Re: Proposal: track zlib native memory usage with NMTThomas Stüfe thomas.stuefe at gmail.com

Wed Mar 22 22:01:33 UTC 2023

> Hi all,
> 
> I am currently working on https://bugs.openjdk.org/browse/JDK-8296360; I
> was preparing the final PR [1], but then Alan did ask me to discuss this on
> core-libs first.
> 
> Backstory:
> 
> NMT tracks hotspot native allocations but does not cover the JDK libraries
> (small exception: Unsafe.AllocateMemory). However, the native memory
> footprint of JDK libraries can be significant. We have no in-VM tracker for
> these and need tools like valgrind or our SapMachine MallocTracer [2] to
> observe them.
> 
> At SAP, in our proprietary VM, we have instrumented the whole JDK. Not via
> NMT, but with an older tracker we developed 15 years ago. It has run stable
> and productively on many platforms for ~15 years now, atop quite different
> libc implementations.
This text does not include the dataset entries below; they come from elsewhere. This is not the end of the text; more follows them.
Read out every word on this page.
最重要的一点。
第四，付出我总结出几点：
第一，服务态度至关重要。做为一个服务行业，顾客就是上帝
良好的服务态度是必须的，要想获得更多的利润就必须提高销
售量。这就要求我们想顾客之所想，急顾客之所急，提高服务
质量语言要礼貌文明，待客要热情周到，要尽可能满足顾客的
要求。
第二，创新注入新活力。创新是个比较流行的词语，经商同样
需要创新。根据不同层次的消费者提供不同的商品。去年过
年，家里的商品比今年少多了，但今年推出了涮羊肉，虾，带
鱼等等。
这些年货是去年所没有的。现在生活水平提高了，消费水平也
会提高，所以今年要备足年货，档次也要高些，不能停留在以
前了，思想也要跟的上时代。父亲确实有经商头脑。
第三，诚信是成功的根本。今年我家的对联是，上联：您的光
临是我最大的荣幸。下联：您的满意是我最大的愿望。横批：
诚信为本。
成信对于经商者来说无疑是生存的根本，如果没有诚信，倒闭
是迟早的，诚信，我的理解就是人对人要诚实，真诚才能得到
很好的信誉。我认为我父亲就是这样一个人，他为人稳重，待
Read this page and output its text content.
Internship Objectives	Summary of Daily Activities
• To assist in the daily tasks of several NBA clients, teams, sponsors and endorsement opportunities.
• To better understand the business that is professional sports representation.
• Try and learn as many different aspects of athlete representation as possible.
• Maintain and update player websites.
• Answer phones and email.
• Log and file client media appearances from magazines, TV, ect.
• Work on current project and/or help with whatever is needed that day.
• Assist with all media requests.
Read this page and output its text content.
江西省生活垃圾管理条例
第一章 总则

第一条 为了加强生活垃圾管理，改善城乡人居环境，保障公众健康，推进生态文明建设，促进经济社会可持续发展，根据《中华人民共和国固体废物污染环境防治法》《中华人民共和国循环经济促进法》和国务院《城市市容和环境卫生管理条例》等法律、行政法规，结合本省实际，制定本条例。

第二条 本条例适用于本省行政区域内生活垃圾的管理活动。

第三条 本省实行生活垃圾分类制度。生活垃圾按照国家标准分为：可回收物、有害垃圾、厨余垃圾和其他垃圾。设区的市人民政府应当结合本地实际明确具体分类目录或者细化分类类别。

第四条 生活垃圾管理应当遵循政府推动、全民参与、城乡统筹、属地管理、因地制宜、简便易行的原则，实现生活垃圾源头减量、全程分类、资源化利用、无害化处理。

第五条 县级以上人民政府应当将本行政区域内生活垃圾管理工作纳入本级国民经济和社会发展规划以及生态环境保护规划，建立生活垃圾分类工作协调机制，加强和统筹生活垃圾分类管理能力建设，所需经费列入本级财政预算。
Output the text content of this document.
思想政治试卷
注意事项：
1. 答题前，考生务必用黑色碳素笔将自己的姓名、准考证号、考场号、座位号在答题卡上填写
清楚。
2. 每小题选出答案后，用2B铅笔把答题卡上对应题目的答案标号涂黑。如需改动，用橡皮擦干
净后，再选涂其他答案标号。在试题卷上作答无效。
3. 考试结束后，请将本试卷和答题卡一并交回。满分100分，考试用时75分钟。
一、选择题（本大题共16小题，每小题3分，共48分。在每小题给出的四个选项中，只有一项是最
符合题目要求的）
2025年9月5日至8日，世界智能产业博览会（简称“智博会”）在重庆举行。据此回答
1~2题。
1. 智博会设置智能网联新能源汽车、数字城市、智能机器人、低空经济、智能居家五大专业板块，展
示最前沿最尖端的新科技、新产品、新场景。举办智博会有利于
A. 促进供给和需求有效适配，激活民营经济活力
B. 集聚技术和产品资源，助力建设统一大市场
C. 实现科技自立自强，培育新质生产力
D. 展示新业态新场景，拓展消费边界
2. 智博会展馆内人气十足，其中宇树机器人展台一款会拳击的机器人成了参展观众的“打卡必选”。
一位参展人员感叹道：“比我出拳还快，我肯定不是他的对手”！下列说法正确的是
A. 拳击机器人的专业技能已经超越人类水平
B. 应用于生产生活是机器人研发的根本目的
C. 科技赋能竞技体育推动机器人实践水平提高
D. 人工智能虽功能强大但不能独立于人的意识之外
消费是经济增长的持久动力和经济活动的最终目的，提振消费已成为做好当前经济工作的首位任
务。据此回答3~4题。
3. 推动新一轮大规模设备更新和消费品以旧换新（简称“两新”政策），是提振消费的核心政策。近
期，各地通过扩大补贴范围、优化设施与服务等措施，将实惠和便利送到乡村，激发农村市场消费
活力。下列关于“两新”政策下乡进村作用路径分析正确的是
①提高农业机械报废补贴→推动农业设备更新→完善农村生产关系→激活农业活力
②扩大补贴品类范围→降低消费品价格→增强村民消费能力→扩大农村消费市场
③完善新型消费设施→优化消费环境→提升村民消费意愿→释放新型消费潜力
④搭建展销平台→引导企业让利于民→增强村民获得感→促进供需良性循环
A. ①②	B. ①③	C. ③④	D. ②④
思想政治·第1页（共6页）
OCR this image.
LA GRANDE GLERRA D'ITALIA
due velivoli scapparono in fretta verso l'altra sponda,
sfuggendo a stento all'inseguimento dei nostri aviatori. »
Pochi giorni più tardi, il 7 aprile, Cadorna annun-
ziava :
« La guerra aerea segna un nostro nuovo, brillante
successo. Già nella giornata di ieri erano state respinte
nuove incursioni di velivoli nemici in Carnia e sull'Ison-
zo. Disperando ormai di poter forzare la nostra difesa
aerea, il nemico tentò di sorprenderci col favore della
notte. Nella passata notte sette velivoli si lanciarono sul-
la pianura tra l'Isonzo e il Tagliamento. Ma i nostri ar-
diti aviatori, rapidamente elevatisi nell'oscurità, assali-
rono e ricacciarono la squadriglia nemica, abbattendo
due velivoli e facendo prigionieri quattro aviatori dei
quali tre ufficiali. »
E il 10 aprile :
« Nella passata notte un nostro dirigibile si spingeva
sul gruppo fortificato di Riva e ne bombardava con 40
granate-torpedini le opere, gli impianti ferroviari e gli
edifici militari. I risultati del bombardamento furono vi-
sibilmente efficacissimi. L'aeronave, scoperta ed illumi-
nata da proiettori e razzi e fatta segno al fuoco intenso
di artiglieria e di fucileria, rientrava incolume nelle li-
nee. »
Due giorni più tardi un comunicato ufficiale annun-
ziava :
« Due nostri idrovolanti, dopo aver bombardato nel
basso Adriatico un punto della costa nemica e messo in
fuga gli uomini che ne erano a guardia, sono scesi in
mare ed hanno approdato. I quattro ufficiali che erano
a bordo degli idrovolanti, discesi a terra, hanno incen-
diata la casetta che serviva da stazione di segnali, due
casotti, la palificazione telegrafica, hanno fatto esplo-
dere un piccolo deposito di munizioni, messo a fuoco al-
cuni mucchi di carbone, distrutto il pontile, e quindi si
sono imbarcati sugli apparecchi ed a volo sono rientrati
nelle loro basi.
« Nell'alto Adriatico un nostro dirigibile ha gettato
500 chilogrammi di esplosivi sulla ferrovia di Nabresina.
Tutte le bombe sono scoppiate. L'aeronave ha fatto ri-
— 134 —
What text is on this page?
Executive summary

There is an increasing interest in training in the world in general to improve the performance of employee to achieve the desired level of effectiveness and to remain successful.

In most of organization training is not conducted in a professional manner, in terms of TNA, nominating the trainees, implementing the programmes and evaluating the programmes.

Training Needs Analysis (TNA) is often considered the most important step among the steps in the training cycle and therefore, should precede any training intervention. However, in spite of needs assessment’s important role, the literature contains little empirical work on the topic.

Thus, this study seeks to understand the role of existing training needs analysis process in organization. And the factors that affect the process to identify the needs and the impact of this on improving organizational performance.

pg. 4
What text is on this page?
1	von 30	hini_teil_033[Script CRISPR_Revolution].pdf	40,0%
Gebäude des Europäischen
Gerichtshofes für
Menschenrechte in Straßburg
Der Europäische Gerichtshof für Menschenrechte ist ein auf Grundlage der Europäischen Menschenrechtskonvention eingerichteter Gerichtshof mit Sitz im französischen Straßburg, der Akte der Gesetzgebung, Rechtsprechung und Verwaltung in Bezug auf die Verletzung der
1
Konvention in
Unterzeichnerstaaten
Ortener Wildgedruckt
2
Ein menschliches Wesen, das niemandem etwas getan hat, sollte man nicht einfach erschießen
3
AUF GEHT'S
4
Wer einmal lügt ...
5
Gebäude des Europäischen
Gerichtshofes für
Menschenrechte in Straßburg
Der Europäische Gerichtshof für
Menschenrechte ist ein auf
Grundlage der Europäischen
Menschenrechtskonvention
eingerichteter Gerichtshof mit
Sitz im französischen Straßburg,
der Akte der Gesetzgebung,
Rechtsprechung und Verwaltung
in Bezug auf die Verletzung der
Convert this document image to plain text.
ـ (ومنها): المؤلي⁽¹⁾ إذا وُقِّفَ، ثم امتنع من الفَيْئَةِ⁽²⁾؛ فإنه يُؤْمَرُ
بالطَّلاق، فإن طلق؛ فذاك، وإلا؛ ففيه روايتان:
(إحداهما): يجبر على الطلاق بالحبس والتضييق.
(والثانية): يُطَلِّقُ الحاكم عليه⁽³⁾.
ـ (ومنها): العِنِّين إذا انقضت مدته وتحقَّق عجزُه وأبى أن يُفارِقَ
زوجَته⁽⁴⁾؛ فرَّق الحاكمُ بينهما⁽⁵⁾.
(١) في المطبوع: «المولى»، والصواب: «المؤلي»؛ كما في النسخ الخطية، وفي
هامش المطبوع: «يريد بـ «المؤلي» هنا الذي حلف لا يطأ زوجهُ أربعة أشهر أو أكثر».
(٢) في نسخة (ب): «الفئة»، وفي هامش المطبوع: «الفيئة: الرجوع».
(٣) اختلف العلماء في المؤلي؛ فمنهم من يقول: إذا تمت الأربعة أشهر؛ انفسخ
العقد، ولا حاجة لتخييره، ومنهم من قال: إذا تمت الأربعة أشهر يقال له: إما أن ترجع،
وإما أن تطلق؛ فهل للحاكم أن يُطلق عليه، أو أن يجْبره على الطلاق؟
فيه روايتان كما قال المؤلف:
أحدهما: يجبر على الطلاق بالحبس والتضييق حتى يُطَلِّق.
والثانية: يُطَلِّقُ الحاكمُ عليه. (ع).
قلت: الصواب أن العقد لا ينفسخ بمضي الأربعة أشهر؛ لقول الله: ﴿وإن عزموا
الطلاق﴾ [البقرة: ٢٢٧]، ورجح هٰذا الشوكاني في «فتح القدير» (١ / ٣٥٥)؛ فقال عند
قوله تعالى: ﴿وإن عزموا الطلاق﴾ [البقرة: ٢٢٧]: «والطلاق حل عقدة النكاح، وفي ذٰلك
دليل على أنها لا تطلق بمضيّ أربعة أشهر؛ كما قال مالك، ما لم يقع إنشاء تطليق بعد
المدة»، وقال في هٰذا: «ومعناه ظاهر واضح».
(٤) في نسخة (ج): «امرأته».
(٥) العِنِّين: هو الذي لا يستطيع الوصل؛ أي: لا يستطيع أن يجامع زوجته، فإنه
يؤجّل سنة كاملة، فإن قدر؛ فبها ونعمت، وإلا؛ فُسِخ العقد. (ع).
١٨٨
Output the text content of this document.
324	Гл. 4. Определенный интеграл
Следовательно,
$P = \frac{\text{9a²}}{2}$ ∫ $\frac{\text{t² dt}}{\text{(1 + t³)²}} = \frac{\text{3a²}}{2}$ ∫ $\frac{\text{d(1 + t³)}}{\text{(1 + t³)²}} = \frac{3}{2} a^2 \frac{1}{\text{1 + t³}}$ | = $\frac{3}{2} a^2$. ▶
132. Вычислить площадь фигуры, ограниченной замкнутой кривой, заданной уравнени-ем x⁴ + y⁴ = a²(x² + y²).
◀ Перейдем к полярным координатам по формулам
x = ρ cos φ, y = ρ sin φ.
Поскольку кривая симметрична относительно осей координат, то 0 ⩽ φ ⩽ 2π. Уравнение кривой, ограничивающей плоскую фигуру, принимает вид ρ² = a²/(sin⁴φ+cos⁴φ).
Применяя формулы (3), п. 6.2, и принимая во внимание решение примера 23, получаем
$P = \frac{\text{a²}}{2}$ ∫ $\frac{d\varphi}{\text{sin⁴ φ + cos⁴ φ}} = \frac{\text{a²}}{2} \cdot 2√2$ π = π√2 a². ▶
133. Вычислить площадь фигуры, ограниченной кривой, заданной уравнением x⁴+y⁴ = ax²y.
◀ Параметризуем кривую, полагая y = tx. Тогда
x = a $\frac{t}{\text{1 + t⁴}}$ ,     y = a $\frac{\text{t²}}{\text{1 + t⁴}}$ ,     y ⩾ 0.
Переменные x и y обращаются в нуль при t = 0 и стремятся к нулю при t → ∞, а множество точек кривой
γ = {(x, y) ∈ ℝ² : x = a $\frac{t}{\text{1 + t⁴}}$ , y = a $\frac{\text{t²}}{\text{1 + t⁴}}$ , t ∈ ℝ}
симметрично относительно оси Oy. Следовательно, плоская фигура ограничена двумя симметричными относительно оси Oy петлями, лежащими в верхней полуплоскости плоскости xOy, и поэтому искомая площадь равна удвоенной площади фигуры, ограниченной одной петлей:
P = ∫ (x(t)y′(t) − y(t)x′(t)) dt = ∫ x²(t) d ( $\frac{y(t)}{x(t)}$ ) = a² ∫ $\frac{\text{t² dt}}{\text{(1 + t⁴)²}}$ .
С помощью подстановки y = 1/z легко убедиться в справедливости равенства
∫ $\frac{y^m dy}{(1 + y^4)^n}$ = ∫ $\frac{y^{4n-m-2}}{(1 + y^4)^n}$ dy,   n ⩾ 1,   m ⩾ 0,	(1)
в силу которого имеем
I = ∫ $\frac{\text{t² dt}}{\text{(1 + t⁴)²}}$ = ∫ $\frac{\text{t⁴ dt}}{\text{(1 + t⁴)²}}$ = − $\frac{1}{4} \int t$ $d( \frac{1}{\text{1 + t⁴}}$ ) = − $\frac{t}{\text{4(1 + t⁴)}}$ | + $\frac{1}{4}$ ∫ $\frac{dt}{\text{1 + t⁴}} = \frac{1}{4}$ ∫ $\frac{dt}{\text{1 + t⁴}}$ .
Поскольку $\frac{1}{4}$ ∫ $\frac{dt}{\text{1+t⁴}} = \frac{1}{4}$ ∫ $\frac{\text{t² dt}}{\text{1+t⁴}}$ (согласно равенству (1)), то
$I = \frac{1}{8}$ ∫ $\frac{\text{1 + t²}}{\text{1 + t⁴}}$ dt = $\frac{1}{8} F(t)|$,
It is impractical to contribute it upstream, however.
> Would not make much sense either since it overlaps a lot with NMT.
> 
> 2018 I discussed the possibility of extending NMT across the JDK wholesale,
> and the associated risks and difficulties [3]. The reception was not great,
> so I backed off and did other things.
> 
> But the issue of JDK native footprint comes up regularly. It is a thorn in
> our foot. Recently we had a customer whose zlib footprint exploded into the
> tens of GB range. Luckily the customer used our proprietary VM, so we
> pinpointed the cause quickly. With the OpenJDK we would have flown blind. I
> want to change that.
> 
> 
> Proposal:
> 
> In contrast to my first proposal from 2018 I'd like to instrument the core
> libs only in small steps, and only for selected allocation hotspots. There
> are not that many. And I start with the zlib.
> 
> My proposal does not touch the zlib itself. The solution works with both
> bundled zlib and system zlib. All the instrumentation happens in the JVM
> zlib wrapper. It mainly uses the zalloc mechanism of zlib streams to
> reroute the allocations.
> 
> 
> Costs and risks:
> 
> There is a risk involved with instrumentations like these. If we overlook
> instrumentation points we end up with unbalanced malloc/frees (instrumented
> malloc+raw free, or vice versa) which would corrupt the C-heap since NMT
> uses malloc headers. But in this case, the risk is very small since the
> instrumentations are few.

I always meant to ask, why is it that we chose to dedicate the beginning of the memory chunk to NMT, and not the end?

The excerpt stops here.